Lilit protested, trying to help, saying a pregnant woman shouldn’t be exerting herself so. Siran smiled and hugged her, saying she missed her own sisters, that it was so good to have another woman in the house. Minas watched his sister acquiesce to his wife’s boundless innocence. She led Lilit around the tiny two-roomed house, showing her bits and pieces picked up at market sales, chipped jugs and bowls and tablecloths she now afforded heirloom status. He saw Lilit inwardly turn her nose at them, remembering her own fine Turkish things, no doubt, trying not to let her arrogance show.

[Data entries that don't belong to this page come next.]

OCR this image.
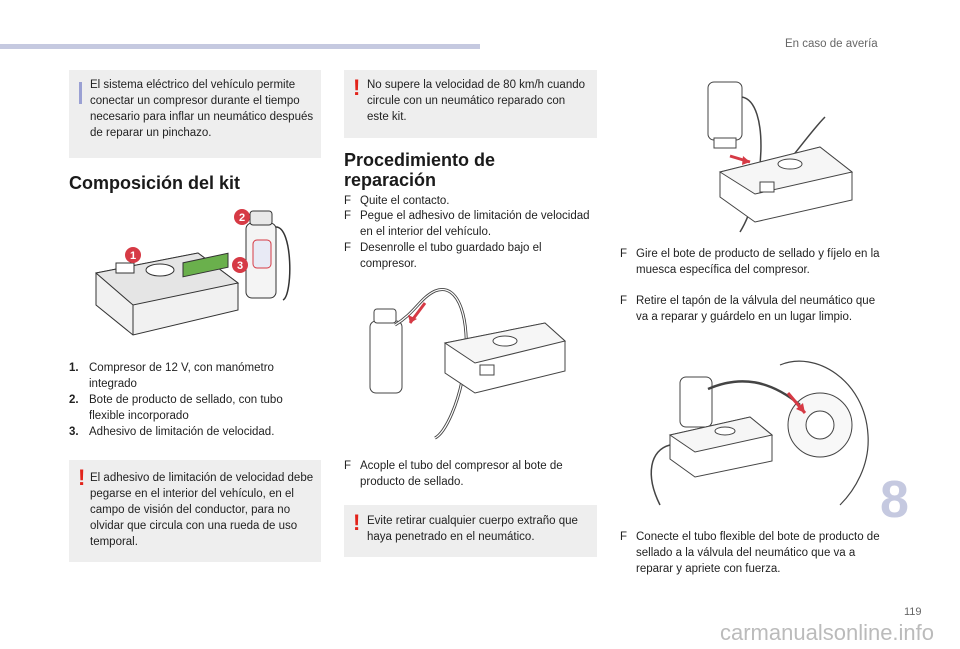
En caso de avería

El sistema eléctrico del vehículo permite conectar un compresor durante el tiempo necesario para inflar un neumático después de reparar un pinchazo.

Composición del kit
1
2
3
1. Compresor de 12 V, con manómetro integrado
2. Bote de producto de sellado, con tubo flexible incorporado
3. Adhesivo de limitación de velocidad.
! El adhesivo de limitación de velocidad debe pegarse en el interior del vehículo, en el campo de visión del conductor, para no olvidar que circula con una rueda de uso temporal.

! No supere la velocidad de 80 km/h cuando circule con un neumático reparado con este kit.

Procedimiento de reparación
F Quite el contacto.
F Pegue el adhesivo de limitación de velocidad en el interior del vehículo.
F Desenrolle el tubo guardado bajo el compresor.
F Acople el tubo del compresor al bote de producto de sellado.
! Evite retirar cualquier cuerpo extraño que haya penetrado en el neumático.

F Gire el bote de producto de sellado y fíjelo en la muesca específica del compresor.
F Retire el tapón de la válvula del neumático que va a reparar y guárdelo en un lugar limpio.
F Conecte el tubo flexible del bote de producto de sellado a la válvula del neumático que va a reparar y apriete con fuerza.
8
119
carmanualsonline.info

What riches have you left behind, eh, Lilit? Blood money.
He laughed out loud and Siran rebuked him for scaring the little girl. But Anahit was not scared. Something about him fascinated her so she allowed him to take her hand and introduce her as his niece to the curious neighbours that crowded the surrounding streets.
They walked through stone-arched alleys to Municipality Square and took tea with his elderly employer at the jewellery shop, exclaiming together at the turquoise studs and rows of gold rings Minas had fashioned. Anahit chose a beaten-silver bracelet for her very own at the shopkeeper’s insistence. It was large, with heavy links and a design of Armenian crosses, and meant for a grown woman: they looped it twice to fit onto her baby wrist. Minas engraved the bracelet with the family name:
Pakradounian.
The name not of her father but her uncle.
He showed Anahit crooked rows of Armenian titles at open stalls, couldn’t resist stopping to look at the new volumes, his boyhood thirst for books still unslaked. He shopped for fresh lamb at his usual butcher in the covered market. There wasn’t much for sale anymore, what with the war still on, but his friend always managed to find some good meat that wasn’t all fat or bone.